İnsanın ve Müslüman’ın ne olduğu konusu ne kadar ele alınsa o kadar gereklidir çünkü bu çalışmalar, insanın ve Müslüman’ın kendisini tanıması açısından önemlidir. Esasında bu iki konu birbirine doğrudan bağlı olduğundan, ‘Müslüman’ın ne olduğu’ konusunu -bu yazımızda- bir temel soru eşliğinde ele almak istiyoruz:
SORU: Sizin Müslüman olduğunuz için herkesten ve özellikle Müslüman olmayanlardan farklı olarak yaptığınız ‘salih ameller’ nedir?
Bu soruyu ‘Müslüman olmanızın alamet-i farikası nedir? Kendi kendinize zihinsel sancılar çekip durmak mı? Bu süreçte çoğu kere kendinizi çıkamayacağınız kuyulara atıp ilahî kudret eliyle size kovalar sallanmasını beklemek mi?’ şeklinde biraz daha açmamız da mümkündür.
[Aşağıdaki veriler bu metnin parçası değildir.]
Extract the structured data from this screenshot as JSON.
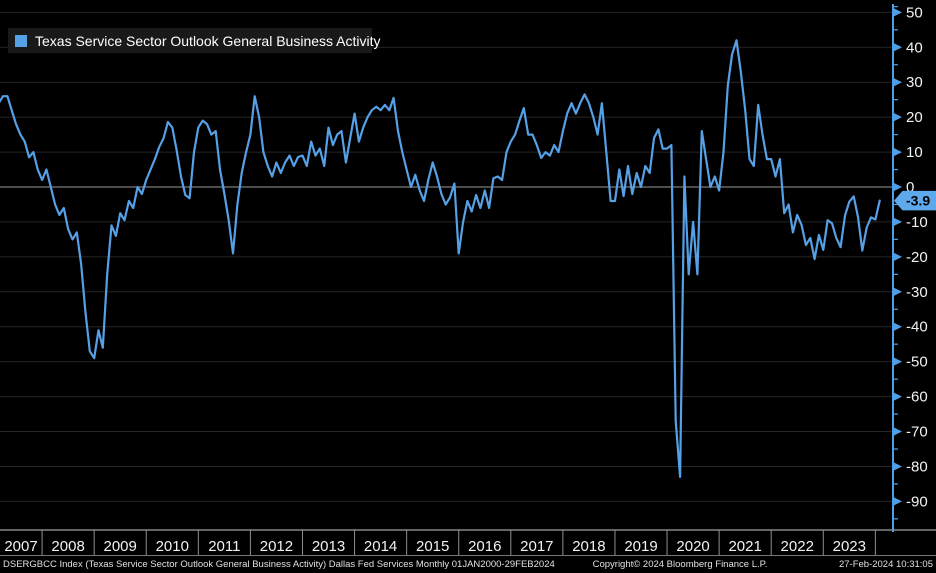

Neden temel soruyu böyle açmaya çalıştık? Çünkü Müslümanlar yıllardır gerekli-gereksiz her şeyi çok konuştular hala da konuşmaktalar. Konuşmak gerekli ve güzel ama nereye kadar? Yapılması gereken işler var, hem de çok. Kendi yaşadığı çağa tanıklık etmesi görevi nedeniyle Müslümanlar eliyle yapılması gereken tüm işleri, gelmesi arzulanan ‘Asr-ı Saadet Dönemi’ benzeri bir zamana erteleyip durmak doğru mudur? An itibariyle hükümlerinin geçtiği yerleri ‘Müslümanlaştıramayanların’ yani oralarda Müslümanlıklarına yakışan(*) gerekli eylemleri inanmışlıkları nedeniyle yerine getirmeyenlerin, yapılması gerekli tüm güzel eylemleri muhayyel bir zamana ertelemeleri doğru olabilir mi? Hayır, bu telakki doğru olamaz. Bu telakki, insan/cin şeytanlarının oluşturduğu bir tembellik ve sorumsuzluk algısıdır. Bu nedenle yukarıda sorduğumuz sorunun zamirini değiştirip soruyu kendimize sorarak kendimize gelmek zorundayız, buna mecburuz.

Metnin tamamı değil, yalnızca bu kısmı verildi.